Nosing in to the eastern side of Hollands Island, we climbed out and tramped around salt pans to reach the cemetery. Clumps of high-tide bush hid the tilting gravestones of people who had lived there just a few generations ago. For only a hundred years, Hollands Island existed as a place where people lived their entire lives, cradle to grave. Some in our group recalled the last house standing on Hollands Island and remembered talking with the owner, who tried desperately to prevent the inevitable.
Friday night, we perched our camp atop the thin vestige of a ridge. Thankfully, a fresh breeze kept bugs at bay. We mellowed with the sunset and relaxed around the fire with dinner, which included fresh oysters. Certainly, this was the life that attracted people here in the first place!
Time slowed down as we left high-speed communications behind, and instead connected with our paddling partners, and the rhythm of the marsh. Yet, ironically, geologic time here felt rushed. A whole community, complete with cows, corn, and a candy store, had washed away. The lifespan of a home should be more than a hundred years.
In the morning, we delighted in beachcombing the intertidal zone, finding ceramic shards, colored glass bottles, leather soles of toddler shoes, and stone flakes from arrowheads. Two-hundred-year-old broken bits of rubbish fascinated us at the same time floating pieces of modern plastic disgusted us.
Pieces left from someone knapping a stone projectile point was the oldest litter we found—perhaps 10,000 years old! The shoreline would have extended out much farther at that time and the ecosystem would have been different. Sea level has been rising ever since.
At noon on the autumnal equinox, we relaxed on the sunny, sandy beach of South Marsh Island, and heard an explanation of how tracking the sun’s path across the sky is critical to energy-efficient dwelling design. People can’t change the sun, but they can use its predictable path to design homes better. Diamondback terrapins rely on the predictability of the sun and tides to dig depressions in the sand as nests for their eggs. On this beach, and many others we stopped at on the trip, we found pieces of leathery egg shells, suggesting that Maryland’s state reptile was doing fine.

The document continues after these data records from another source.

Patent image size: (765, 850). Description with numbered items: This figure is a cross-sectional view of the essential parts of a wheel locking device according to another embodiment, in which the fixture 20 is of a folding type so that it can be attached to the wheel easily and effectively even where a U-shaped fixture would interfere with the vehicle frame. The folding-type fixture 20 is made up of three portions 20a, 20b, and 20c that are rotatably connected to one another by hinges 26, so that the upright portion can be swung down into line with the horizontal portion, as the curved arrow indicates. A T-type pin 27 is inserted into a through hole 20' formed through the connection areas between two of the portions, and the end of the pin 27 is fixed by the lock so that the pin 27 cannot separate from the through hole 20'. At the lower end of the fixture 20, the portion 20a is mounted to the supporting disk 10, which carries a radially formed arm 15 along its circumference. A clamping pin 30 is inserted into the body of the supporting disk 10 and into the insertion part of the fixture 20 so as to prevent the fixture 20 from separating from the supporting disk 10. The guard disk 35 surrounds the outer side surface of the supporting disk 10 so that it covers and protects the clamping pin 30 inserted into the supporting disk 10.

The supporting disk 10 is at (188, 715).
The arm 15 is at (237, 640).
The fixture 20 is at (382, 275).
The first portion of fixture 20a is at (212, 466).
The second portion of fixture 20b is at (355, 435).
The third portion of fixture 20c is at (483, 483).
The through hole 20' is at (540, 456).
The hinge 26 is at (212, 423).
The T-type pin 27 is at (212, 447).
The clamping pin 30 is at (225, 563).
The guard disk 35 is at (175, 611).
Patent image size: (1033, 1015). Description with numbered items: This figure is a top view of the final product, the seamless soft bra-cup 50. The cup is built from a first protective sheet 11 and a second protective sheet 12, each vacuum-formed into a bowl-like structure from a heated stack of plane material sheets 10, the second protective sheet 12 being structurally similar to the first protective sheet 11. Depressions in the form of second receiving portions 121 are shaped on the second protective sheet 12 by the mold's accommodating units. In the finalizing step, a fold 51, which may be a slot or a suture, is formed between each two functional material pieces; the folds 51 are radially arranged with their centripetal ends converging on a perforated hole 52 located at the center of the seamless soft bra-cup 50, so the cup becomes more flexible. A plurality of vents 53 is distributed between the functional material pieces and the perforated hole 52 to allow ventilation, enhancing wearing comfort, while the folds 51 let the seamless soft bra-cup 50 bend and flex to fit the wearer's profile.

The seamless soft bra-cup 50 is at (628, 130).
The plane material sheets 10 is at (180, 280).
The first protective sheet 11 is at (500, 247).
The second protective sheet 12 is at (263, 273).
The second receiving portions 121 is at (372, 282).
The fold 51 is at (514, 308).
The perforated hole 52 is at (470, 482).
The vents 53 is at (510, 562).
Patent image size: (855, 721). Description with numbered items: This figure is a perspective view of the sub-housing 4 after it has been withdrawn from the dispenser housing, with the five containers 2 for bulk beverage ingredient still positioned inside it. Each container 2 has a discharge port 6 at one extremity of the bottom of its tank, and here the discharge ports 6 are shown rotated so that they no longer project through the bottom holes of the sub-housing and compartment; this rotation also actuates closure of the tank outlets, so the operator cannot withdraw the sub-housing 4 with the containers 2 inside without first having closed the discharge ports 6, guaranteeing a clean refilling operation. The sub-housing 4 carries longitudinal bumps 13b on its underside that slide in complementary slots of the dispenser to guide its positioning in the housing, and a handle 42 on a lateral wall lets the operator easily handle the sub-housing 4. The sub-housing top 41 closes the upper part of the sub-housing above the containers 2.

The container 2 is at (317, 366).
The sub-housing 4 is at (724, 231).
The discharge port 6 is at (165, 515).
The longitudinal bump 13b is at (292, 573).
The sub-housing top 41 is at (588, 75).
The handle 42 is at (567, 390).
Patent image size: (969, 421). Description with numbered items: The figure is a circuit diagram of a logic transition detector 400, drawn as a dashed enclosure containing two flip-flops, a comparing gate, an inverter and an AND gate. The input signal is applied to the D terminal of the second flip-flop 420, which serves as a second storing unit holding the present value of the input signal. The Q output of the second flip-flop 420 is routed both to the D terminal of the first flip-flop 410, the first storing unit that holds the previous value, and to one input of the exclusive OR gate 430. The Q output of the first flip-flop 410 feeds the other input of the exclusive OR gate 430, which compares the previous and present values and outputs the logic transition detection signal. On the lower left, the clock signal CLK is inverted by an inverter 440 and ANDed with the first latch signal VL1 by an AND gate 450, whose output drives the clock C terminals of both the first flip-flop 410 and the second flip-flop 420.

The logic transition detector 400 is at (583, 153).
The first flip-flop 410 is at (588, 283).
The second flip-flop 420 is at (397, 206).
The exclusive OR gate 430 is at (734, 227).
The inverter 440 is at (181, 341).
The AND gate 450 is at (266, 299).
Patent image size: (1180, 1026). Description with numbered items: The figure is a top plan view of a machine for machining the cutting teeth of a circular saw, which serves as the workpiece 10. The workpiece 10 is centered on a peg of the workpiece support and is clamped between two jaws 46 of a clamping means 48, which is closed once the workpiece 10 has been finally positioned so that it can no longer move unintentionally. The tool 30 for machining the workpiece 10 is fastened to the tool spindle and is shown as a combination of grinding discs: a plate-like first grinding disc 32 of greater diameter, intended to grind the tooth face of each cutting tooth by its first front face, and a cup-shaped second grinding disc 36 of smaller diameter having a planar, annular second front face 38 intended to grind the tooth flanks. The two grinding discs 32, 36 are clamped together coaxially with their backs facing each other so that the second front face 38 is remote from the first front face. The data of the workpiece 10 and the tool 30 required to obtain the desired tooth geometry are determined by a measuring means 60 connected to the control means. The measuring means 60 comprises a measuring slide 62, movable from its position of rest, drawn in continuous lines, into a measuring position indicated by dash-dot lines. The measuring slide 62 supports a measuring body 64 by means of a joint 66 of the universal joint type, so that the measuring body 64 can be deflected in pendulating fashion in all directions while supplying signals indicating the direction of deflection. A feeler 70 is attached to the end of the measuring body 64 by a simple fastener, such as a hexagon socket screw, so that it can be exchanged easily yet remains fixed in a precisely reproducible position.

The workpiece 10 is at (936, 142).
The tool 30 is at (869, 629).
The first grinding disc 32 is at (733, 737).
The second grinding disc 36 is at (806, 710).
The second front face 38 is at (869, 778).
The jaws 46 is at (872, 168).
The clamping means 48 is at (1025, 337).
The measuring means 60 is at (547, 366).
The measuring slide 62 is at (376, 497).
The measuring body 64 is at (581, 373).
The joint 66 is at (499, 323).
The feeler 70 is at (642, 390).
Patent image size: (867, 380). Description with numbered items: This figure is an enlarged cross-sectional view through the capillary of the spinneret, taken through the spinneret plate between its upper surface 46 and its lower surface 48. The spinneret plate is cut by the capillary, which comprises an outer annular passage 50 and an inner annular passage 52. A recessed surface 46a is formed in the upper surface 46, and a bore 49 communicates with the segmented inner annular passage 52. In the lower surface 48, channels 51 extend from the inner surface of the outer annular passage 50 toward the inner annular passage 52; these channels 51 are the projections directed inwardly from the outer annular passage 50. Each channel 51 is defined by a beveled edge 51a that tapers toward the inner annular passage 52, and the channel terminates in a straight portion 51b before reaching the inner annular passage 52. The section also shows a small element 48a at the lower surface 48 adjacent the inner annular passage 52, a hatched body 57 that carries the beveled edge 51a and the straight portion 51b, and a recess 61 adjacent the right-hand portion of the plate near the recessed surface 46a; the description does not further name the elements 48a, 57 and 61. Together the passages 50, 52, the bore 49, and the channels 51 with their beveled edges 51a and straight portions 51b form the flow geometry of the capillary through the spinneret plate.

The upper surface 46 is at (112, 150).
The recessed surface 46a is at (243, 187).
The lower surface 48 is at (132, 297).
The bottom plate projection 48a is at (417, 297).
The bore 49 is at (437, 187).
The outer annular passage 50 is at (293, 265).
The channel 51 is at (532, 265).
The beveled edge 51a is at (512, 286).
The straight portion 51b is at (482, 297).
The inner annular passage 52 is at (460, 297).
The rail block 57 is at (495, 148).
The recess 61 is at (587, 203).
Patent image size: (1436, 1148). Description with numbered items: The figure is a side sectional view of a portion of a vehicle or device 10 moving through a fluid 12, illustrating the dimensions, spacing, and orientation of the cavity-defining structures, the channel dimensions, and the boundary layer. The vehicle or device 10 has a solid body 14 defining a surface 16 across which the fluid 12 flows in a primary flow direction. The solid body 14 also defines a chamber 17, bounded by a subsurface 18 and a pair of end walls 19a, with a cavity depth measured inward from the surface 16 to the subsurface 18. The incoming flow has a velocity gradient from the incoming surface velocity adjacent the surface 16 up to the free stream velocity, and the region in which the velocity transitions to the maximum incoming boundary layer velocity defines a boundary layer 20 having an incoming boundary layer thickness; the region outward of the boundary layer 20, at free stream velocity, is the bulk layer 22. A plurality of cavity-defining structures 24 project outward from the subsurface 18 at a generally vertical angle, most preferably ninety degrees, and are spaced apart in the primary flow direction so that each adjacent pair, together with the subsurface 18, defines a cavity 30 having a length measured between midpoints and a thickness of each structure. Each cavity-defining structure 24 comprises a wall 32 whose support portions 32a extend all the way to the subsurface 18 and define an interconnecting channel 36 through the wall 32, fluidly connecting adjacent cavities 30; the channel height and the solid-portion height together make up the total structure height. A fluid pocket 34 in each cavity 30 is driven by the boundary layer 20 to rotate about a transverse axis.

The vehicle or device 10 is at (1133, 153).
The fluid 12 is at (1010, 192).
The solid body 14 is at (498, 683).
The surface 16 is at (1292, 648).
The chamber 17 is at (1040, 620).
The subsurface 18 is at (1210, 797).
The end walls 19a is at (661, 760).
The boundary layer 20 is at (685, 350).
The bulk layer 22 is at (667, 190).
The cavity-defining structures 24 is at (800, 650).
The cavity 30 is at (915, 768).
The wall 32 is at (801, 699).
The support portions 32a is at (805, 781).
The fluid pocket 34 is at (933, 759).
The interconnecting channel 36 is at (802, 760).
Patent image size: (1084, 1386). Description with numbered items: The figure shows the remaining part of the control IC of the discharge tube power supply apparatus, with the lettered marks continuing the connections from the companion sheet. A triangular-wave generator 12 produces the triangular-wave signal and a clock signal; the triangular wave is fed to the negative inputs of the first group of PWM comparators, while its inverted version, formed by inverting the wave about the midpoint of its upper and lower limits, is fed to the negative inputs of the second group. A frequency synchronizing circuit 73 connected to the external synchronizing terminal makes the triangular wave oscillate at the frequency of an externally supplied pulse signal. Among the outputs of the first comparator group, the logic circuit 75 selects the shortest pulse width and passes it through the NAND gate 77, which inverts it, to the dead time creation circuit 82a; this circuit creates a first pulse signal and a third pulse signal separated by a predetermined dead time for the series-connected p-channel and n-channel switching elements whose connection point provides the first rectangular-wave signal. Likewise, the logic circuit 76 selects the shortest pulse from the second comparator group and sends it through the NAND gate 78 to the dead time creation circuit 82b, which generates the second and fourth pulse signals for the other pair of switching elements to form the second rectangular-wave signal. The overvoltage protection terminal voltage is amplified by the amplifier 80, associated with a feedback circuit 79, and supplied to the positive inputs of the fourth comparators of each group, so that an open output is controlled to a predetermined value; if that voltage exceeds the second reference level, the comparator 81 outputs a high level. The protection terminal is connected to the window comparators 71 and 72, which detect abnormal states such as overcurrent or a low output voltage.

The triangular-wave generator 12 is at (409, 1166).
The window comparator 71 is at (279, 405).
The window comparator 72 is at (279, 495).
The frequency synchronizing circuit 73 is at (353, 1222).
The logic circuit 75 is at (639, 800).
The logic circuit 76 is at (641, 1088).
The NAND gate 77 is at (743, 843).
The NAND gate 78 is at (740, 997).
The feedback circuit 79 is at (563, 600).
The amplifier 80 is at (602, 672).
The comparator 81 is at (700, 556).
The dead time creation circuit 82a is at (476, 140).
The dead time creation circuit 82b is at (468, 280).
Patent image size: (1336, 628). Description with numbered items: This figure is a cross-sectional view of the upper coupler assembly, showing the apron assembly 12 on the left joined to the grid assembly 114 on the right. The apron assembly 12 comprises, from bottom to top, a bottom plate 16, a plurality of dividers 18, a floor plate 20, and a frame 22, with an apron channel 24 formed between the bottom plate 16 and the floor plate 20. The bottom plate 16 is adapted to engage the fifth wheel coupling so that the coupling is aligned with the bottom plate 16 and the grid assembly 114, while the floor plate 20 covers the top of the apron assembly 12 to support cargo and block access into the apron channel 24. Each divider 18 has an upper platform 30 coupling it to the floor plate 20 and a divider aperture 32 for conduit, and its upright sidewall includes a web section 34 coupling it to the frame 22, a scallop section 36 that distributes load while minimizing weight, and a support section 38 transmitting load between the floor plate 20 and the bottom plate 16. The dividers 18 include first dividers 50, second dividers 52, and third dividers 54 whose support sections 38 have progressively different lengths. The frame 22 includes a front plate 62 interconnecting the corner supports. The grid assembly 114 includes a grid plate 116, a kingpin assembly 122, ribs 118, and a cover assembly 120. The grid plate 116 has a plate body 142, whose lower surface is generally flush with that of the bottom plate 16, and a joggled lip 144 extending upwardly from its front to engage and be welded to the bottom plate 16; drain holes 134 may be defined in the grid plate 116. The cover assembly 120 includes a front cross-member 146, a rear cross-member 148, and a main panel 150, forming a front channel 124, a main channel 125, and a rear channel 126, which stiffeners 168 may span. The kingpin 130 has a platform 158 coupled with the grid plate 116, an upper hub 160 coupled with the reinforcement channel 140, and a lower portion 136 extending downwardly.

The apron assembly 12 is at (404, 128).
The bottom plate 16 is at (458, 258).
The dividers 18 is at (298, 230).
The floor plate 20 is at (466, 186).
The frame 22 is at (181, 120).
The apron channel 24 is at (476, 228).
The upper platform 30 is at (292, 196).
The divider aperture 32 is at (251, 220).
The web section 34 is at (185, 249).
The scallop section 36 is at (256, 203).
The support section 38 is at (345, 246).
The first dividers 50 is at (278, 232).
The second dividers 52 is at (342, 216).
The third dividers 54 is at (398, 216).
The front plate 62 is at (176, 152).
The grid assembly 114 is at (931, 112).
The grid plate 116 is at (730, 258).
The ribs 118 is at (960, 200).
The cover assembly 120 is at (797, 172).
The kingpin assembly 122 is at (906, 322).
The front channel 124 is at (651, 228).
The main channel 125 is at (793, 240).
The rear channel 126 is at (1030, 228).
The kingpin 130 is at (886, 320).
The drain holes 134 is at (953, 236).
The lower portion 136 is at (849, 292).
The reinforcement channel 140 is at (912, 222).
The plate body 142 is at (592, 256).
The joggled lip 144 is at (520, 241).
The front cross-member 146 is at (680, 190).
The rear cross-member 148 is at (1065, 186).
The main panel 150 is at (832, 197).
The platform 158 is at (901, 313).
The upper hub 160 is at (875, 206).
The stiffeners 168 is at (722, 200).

Saturday night, Smith Island offered the most awesome camping, swimming, birding, and fishing spot. We fished with the backdrop of the sunset sinking into the water. Herons and egrets glowed in the low-angle light as they cruised to their raucous rookery roosts.
Throughout the weekend, we caught speckled trout, rockfish, croaker, spot and flounder. Eating doesn’t get any better than fresh fish, crab cakes, and periwinkle snails.
This section of the Bay teemed with life. Terrapins, once threatened by development and over-harvesting, were abundant, with now uninhabited islands providing new places to nest. Thanks to fishery management, striped bass have rebounded from severe declines in the 1970’s and 1980’s. (It gave us great enjoyment to eat our catch.) Pelicans had found fine fishing grounds, and once-rare eagles hunted marsh mammals. The animals that depended on clean water and open marshland appeared resilient here.
The human ecosystems on the islands are not doing as well.
The string of islands that once supported fishing communities is disappearing. rapidly. It would seem to be only a matter of time before the last of the remaining islands will become uninhabitable. People will be forced to move, but culture and history, and a sense of place, won’t go away. Future generations will still be able to enjoy a slice of chocolate fig Smith Island cake with the breeze in their hair, sun in their faces, salt drying on their skin, and sand between their toes.
Those of us on this equinox adventure shared a common commitment to addressing human response to climate change. That’s what drew us together to paddle these beautiful islands. (The promise of Smith Island cake helped, too).